You have to be careful when you predict what a politician will do, so the wariness of Oregon's prognosticators in figuring that former Governor John Kitzhaber wouldn't enter the race for his old job this year is understandable. But probably few of Oregon's prognosticators were actually surprised that he didn't.
Kitzhaber's passion, after all, is his health care plan, and running for governor would be a lousy way to promote it. He would be drawn, most of the time, onto other issues; he would lose focus. He could not very directly champion the health care ballot measure he wants to push. On top of that, odds were at least even (probably higher) he'd lose the primary and risk splitting his party in two, in a state where the parties are closely matched. And if he wanted to start a full-fledged gubernatorial campaign, mid-January is awfully late to get in the game, even if you are a former governor.
He certainly accomplished his mission so far, though: Health care options have moved from back burner at least halfway to front burner. He is getting people talking, and that's a start.
Beyond Kitzhaber, what other impacts are likely from today's announcement?

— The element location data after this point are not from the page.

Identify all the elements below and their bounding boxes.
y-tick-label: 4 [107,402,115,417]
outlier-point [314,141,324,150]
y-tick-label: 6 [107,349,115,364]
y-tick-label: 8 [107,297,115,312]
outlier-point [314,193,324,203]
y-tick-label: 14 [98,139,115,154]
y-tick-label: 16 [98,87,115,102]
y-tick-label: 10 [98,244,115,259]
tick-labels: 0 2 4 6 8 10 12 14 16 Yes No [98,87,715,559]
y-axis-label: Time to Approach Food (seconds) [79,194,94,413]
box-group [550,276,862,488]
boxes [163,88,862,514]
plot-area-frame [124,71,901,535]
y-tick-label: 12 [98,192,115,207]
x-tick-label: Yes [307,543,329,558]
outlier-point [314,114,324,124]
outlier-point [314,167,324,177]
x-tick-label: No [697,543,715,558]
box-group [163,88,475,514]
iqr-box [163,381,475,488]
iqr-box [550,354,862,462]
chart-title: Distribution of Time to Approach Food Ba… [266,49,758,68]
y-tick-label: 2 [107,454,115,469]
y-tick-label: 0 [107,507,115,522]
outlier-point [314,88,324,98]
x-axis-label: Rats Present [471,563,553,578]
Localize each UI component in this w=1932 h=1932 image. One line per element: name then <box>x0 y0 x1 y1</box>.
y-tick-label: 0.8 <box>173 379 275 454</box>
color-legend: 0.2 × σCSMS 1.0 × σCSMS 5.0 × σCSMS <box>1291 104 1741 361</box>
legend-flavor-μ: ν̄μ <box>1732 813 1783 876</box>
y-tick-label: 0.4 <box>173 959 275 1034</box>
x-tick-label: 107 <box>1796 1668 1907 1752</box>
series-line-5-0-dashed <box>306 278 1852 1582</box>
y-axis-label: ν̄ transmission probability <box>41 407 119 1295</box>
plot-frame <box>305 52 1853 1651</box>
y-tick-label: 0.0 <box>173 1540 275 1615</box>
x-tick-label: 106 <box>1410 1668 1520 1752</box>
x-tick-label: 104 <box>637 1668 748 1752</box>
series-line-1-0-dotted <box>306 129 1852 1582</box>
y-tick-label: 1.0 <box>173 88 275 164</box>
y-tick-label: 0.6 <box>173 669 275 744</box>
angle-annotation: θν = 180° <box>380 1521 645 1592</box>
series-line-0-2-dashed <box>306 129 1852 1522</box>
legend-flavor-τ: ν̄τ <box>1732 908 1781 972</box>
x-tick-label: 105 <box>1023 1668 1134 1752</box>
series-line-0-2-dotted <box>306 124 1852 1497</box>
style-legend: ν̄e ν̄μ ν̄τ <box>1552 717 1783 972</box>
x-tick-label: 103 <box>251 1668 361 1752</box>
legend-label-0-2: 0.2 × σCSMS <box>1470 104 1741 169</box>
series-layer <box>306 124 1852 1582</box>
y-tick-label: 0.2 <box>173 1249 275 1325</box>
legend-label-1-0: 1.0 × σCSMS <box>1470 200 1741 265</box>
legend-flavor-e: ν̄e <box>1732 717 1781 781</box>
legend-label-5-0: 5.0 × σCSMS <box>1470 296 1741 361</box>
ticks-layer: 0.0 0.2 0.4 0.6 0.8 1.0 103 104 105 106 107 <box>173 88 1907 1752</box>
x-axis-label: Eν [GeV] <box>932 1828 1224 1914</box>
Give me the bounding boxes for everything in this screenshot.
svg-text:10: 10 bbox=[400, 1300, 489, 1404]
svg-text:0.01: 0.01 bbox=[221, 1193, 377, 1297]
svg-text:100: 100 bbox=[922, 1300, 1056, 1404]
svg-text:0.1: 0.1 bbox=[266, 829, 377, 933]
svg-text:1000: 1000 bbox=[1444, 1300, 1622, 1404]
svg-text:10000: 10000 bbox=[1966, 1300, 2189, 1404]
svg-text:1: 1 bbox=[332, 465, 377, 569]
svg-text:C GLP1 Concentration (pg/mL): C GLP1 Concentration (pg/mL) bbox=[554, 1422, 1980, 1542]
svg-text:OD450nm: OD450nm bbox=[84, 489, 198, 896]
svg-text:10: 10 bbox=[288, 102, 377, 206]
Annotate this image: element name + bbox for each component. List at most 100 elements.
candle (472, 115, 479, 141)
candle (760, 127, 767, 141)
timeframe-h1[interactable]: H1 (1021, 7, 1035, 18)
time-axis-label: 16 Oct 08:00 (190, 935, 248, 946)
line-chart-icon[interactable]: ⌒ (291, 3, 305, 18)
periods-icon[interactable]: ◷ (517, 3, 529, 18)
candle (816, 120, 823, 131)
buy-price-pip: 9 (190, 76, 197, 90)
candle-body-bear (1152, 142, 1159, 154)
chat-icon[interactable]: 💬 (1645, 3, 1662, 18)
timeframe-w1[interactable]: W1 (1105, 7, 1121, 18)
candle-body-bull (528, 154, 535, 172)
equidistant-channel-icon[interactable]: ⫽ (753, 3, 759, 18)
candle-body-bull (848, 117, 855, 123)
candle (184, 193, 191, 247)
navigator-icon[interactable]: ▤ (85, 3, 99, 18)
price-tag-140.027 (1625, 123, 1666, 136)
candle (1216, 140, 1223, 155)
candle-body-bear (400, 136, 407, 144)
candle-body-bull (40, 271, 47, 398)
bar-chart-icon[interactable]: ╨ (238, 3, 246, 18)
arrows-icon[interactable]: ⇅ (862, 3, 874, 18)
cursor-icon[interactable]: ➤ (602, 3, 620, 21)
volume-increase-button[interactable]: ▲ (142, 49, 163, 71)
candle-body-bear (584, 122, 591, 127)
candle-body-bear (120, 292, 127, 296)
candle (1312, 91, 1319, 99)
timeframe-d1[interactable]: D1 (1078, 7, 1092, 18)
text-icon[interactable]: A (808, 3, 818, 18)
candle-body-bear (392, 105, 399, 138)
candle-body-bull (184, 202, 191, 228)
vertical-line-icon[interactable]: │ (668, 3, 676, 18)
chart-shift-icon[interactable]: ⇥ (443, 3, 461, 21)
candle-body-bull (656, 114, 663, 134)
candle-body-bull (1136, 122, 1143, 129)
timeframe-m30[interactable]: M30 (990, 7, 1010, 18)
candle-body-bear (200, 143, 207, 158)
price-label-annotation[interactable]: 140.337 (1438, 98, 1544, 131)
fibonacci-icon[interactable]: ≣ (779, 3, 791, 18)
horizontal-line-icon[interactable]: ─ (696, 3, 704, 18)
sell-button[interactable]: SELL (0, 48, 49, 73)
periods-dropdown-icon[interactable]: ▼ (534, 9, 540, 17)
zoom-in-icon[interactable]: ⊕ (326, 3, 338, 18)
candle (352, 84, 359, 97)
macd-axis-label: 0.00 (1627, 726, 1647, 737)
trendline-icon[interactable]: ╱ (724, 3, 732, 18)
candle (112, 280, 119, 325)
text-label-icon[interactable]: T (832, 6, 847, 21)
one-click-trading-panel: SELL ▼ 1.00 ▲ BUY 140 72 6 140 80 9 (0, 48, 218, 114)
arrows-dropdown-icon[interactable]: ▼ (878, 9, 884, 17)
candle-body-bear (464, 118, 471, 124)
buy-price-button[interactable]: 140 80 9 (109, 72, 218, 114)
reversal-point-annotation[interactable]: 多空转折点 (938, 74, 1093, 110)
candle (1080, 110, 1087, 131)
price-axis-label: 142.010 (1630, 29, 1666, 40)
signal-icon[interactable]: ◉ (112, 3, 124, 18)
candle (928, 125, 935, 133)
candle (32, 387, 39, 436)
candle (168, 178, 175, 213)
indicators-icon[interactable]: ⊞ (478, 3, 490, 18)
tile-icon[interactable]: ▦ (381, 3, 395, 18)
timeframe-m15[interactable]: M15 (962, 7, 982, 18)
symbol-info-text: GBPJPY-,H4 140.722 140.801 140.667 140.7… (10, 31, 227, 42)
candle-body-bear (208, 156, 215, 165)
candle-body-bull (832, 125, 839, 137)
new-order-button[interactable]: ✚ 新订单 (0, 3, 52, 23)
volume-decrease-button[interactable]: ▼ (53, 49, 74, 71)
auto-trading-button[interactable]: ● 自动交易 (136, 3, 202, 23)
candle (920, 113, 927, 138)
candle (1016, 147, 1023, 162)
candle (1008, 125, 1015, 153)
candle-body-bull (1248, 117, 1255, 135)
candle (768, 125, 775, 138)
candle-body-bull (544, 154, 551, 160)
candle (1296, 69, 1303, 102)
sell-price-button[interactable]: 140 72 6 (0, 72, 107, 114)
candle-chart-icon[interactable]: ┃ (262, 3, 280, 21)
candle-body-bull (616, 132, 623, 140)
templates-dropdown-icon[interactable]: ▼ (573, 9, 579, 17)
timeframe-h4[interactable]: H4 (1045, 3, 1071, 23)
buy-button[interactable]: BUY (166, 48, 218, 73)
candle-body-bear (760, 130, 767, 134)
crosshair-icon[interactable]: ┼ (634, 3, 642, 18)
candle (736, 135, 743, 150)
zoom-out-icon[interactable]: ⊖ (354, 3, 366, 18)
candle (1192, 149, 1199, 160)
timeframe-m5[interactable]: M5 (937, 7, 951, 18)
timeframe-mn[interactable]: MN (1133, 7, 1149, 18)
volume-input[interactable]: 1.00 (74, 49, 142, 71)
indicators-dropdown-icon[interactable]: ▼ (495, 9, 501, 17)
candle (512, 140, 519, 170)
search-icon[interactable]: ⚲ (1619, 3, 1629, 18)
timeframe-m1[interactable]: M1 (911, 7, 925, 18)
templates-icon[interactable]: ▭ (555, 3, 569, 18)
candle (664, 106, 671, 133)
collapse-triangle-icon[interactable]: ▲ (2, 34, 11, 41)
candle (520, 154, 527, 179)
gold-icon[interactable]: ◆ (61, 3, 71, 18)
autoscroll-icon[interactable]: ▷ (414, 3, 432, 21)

The winner was incumbent Democratic Governor Ted Kulongoski, who now has a straight shot to the nomination. He has competition, of course, both existing in the former of Lane County Commissioner Pete Sorenson, and prospective in the form of state Senator Vicki Walker of Eugene. But Sorensen appears to have gained little traction, and Walker, who has some profile in the Willamette Valley at least, has been waiting on word from Kitzhaber before making an announcement - giving her a very late start. (She may yet reconsider.) Unless the discontent within the Democratic Party with Kulongoski runs a lot deeper than the activists who have been frustrated with him, the governor should ace his primary.
That would give him improved momentum for November. He's no sure shot; Oregon is too closely divided for that.
But all in all, Friday was a good day for the governor. And maybe for the prospects of a serious heatlh care debate in Oregon.